Also known as: Ghost Rider 2 (working title)
Release Date: December 11th, 2011 (Austin Butt-Numb-A-Thon)
Directed by: Neveldine/Taylor
Written by: Scott M. Gimple, Seth Hoffman, David S. Goyer
Based on: Johnny Blaze by Roy Thomas, Gary Friedrich, Mike Ploog
Music by: David Sardy
Cast: Nicolas Cage, Ciaran Hinds, Violante Placido, Johnny Whitworth, Christopher Lambert, Idris Elba
Imagenation Abu Dhabi FZ, Hyde Park Entertainment, Columbia Pictures, 96 Minutes
“[voiceover] Why does the devil walk on human form anyway? I have no idea. Maybe he doesn’t know either. Maybe he passes on from body to body, down through history, waiting for the perfect fit. But I know one thing, on Earth, he’s weak. His powers are limited. He needs emissaries to do his dirty work, so he finds them or makes them, using his greatest power, the power of the deal.” – Johnny Blaze
I dreaded going into this, as there was no way it could be better than its predecessor, which was a pretty big pile of cinematic shit.
However, I was wrong.
Granted, I may be alone in my assessment of this picture but I found it to be more palatable than the first Ghost Rider film because it just went batshit crazy from the get go and Nicolas Cage was fully unchained and allowed to be the insane madman he can be when he turns his performance up to eleven.
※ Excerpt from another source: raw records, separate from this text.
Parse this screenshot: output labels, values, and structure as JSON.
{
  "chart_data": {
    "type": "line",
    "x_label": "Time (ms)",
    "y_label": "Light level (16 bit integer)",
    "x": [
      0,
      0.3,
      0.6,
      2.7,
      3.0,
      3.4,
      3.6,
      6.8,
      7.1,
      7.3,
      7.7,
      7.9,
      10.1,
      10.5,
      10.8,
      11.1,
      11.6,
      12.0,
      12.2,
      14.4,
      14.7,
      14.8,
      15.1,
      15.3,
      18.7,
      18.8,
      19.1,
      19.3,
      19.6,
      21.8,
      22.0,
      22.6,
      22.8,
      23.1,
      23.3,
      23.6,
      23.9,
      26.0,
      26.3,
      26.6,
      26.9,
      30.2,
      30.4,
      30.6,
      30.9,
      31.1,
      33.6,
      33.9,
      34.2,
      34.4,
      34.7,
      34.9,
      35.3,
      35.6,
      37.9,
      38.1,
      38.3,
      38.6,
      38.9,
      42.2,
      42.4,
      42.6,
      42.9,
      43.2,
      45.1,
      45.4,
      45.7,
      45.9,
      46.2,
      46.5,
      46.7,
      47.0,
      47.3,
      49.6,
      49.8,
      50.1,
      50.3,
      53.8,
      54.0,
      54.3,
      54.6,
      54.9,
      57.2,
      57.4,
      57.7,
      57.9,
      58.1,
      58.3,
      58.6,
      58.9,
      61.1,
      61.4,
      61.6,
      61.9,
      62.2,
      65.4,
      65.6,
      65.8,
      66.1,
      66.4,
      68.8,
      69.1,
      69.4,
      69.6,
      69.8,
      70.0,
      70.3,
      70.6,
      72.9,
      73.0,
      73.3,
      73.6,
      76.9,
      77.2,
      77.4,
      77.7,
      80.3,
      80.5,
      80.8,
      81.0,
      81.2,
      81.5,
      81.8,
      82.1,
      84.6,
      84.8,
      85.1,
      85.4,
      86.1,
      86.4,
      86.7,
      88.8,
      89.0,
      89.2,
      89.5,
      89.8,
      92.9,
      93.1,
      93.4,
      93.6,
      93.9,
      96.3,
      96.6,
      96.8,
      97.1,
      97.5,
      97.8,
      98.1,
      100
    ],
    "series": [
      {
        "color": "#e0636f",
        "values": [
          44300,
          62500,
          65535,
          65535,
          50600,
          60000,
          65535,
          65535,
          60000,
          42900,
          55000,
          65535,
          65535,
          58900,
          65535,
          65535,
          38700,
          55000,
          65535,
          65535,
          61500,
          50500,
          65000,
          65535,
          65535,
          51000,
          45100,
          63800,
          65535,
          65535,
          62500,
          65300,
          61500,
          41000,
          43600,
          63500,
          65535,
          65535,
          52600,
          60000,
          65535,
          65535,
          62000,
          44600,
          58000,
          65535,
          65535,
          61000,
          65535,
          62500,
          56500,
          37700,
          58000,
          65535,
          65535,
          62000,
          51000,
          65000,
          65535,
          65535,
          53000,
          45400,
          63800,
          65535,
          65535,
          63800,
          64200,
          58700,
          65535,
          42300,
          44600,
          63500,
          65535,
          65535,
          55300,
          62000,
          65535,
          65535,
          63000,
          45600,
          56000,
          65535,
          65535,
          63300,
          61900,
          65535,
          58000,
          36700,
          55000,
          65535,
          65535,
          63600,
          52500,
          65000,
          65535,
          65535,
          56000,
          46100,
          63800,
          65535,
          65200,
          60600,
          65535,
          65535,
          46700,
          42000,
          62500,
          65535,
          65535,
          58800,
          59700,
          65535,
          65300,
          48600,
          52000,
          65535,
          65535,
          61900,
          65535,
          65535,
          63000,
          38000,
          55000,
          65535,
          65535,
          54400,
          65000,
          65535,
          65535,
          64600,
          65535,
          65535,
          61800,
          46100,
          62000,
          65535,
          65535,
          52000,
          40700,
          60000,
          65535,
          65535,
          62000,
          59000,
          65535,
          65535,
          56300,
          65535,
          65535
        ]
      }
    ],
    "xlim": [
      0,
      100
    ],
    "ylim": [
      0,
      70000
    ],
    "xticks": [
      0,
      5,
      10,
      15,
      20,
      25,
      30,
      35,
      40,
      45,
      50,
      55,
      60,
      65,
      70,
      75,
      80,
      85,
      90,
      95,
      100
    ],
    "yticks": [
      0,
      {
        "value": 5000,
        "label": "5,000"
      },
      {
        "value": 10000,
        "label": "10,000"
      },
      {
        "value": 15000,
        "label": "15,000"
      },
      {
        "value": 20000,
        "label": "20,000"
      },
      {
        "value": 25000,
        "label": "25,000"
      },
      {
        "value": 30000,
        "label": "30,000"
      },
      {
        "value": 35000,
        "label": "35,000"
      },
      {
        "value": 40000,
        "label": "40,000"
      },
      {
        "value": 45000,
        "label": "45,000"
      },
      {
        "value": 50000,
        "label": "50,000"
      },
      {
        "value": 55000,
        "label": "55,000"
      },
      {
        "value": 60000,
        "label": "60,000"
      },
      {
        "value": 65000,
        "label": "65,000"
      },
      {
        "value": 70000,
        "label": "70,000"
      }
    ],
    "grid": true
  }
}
This is still a terrible film and I doubt I’ll ever watch it more than once but I didn’t find myself wanting to fast-forward like I did with the previous one.
I think it also helped the movie that Idris Elba was in it, even though he should never have to be a part of a production this atrocious. He was a bright spot in this turd, however.
Elba couldn’t save the movie, though, as it had a bafflingly bad script, not a very good story to begin with and then was littered with horrendous CGI special effects and awful acting.
Honestly, based off of the first film, this one should’ve never been made and I think that it was only greenlit, at the time, in order for the studio to try and hang on to the intellectual property rights. I mean, it’s obvious that no one associated with this film gave a shit about it.
Well, except maybe Nicolas Cage, who dedicated himself to the insanity so much that it’s only worth seeing because the level that Cage performs at here, must be seen to be believed.
At the end of the day, the movie feels like cocaine that somehow became sentient and then sniffed itself.
Pairs well with: the Ghost Rider film before it.